Crisis: es la hora de la inversión

La situación económica de la Unión Europea es delicada. Vamos conociendo datos desagregados: recesión técnica en Alemania, con caídas del PIB en tasas negativas los dos últimos trimestres; dificultades en Francia e Italia; e incertidumbre en Gran Bretaña. La inflación, bajo mínimos, signo claro de que la demanda no está tirando del consumo y de la inversión. Mario Draghi lo ha entendido y ha puesto en marcha nuevas medidas de choque, de forma que está actuando como se espera de un Banco Central: su capacidad para inyectar dinero, plasma balsámico, a las venas de la economía, comprando deuda y colocando los tipos de interés a niveles negativos. Desestimulando, en suma, la custodia de pasivos de otros bancos, para que drenen su capacidad crediticia innegable hacia los mercados. Bien por Mario.

Pero eso no basta, tal y como venimos diciendo desde hace años. Urgen políticas fiscales, de estímulo más directo, y deben ser generosas: un retorno a un keynesianismo siempre denostado, pero al que se recurre cuando los bastos que se pintan son cada vez más duros. Los gobiernos deberían establecer políticas de inversión –aunque ello infiera incrementos en la deuda, ese va a ser después un problema que debiera abordarse– para complementar las acciones en política monetaria. Importantes economistas liberales –Blanchard, Summers, Krugman, DeLong, entre otras primeras figuras–, junto a nombres tan poco sospechosos como Christine Lagarde, abogan de forma clara por activar las palancas públicas de la inversión, desde los gobiernos. Sólo la ortodoxia ordocapitalista se opone a estos planes, y parece insistir en austericidios, una vía de desastre total. Vean datos agregados: inflación muy por debajo del 2%, crecimiento económico que a duras penas llega al 1,5% en la Eurozona y reducción limitada de la tasa de paro. La radiografía de un fracaso.

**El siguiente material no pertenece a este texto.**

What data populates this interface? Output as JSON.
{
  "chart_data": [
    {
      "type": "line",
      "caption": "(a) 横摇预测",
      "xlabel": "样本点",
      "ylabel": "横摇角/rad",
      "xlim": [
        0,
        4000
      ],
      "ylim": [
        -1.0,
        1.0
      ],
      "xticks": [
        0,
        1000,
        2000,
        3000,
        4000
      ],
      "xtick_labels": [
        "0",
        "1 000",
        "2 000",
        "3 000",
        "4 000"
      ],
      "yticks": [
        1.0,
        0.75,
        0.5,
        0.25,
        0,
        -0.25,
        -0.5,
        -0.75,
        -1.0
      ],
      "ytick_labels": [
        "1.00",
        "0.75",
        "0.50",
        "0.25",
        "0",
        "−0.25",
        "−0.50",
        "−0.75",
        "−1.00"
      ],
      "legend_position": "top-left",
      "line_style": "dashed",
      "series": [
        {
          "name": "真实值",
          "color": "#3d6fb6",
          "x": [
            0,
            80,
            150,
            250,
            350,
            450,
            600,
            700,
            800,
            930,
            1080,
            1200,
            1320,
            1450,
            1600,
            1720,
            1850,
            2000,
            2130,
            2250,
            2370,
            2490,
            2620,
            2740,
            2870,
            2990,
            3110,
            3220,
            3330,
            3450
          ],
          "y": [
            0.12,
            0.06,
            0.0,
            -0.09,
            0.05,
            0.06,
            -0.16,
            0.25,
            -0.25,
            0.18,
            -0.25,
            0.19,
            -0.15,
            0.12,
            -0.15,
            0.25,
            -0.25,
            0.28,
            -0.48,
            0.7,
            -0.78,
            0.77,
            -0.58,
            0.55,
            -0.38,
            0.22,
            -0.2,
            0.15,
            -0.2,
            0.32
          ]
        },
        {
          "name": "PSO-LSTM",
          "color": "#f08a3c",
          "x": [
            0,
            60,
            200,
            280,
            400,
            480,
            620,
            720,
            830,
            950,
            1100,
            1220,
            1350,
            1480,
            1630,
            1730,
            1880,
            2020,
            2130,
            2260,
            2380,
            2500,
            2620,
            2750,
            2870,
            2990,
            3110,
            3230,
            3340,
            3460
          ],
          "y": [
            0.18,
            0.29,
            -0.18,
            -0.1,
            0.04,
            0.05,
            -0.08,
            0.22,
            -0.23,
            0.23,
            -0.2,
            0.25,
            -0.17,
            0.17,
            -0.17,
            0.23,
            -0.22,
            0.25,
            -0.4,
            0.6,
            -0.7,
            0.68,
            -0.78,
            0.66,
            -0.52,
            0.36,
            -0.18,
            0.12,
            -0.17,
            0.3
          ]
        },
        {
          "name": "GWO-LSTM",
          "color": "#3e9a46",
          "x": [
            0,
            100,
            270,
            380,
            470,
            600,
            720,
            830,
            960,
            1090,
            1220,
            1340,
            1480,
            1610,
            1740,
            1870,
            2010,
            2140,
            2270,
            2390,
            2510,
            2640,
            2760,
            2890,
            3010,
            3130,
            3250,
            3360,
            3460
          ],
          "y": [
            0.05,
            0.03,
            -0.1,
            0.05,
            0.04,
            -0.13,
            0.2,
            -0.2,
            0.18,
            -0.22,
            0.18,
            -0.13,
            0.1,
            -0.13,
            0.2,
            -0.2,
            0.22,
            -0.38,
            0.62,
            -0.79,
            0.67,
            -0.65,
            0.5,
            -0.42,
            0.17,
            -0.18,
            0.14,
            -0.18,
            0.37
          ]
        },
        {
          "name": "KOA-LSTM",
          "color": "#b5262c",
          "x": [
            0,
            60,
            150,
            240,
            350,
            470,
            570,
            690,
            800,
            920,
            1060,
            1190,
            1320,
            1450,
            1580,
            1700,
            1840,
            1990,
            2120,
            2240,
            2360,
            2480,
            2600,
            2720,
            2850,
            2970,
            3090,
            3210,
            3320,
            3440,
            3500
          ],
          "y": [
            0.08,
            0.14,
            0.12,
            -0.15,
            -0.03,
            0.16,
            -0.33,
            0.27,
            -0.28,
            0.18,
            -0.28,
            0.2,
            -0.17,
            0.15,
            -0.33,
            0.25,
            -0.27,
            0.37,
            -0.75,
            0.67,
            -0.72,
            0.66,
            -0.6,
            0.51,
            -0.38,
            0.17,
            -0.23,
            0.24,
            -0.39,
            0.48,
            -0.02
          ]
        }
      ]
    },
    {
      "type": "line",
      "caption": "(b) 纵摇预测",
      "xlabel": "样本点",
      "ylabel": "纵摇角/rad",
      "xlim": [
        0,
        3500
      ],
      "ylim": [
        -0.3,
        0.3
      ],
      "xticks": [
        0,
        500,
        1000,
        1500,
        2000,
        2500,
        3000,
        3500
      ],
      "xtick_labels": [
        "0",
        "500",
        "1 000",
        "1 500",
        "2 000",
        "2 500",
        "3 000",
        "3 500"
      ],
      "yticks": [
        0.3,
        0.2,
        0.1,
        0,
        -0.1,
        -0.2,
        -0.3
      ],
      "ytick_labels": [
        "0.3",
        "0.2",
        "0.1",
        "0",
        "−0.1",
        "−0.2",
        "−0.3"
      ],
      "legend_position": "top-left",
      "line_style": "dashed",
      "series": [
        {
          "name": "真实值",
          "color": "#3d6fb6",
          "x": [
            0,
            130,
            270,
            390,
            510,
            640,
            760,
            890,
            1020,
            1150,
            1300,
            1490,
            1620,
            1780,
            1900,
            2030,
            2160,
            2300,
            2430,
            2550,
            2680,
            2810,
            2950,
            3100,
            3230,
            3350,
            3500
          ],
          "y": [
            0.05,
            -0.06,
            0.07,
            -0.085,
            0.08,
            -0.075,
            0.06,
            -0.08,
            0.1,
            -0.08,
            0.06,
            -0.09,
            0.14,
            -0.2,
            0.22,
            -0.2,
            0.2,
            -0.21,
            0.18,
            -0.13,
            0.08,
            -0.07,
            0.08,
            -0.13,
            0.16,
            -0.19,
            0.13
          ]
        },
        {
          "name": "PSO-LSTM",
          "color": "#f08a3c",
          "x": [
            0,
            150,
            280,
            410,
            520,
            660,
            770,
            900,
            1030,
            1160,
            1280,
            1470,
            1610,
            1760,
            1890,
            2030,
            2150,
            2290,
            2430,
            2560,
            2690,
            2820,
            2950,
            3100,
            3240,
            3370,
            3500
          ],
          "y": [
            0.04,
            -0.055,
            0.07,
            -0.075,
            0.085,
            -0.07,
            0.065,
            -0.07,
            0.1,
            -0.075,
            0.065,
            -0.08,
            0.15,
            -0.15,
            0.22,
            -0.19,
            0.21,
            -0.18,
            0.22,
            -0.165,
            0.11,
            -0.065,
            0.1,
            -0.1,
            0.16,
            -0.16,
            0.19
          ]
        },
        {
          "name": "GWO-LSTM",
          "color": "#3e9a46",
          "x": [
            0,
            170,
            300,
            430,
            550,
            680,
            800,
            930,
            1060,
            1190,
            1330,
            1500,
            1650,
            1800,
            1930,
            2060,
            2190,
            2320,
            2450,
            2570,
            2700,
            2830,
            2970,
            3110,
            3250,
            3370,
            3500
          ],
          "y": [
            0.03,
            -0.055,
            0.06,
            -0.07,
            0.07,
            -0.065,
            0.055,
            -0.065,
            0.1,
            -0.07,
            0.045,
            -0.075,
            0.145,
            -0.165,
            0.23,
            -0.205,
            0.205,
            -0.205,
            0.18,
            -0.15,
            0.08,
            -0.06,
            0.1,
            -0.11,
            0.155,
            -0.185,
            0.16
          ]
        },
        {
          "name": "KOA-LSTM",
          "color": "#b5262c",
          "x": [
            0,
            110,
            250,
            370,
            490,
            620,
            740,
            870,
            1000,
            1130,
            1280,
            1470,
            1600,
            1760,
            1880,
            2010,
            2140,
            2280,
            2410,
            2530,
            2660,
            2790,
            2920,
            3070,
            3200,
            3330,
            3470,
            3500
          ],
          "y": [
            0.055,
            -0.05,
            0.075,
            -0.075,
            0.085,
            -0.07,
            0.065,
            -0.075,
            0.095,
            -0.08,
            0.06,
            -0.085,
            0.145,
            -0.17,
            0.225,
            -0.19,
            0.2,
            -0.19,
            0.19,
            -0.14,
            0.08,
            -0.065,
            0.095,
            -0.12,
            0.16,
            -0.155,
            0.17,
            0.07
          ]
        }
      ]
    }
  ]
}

Es la hora de los gobiernos, también del de España, que debería articularse ya para aportar seguridad institucional. Es la hora, en definitiva, de la Política. Y ésta debe traducirse en programas incluso agresivos de inversiones públicas, canalizadas esencialmente hacia aquellas actividades e infraestructuras que corrijan los efectos del cambio climático (uno de los grandes retos presentes) y que, a su vez, estimulen asignaciones de recursos a los mundos educativo y productivo para acarar la quinta gran revolución tecnológica en la que estamos insertos (que se reconoce también como industria4.0).

Para alcanzar esto, deben producirse cambios esenciales. El primero, el más importante, es eliminar las partidas de inversión en los cómputos de los déficits públicos. En un reciente trabajo, Olivier Blanchard y Daniel Leigh, han demostrado que el efecto multiplicador de un euro de inversión pública sobre el mercado llega hasta más de dos euros de retorno. Y en una contribución de J. Bradford DeLong y Lawrence H. Summers se defiende la expansión fiscal para capacitar la financiación de la deuda y, a su vez, reducir el déficit: es el incremento transitorio del gasto público para recuperar la economía, ante el agotamiento de las herramientas tradicionales en la política monetaria.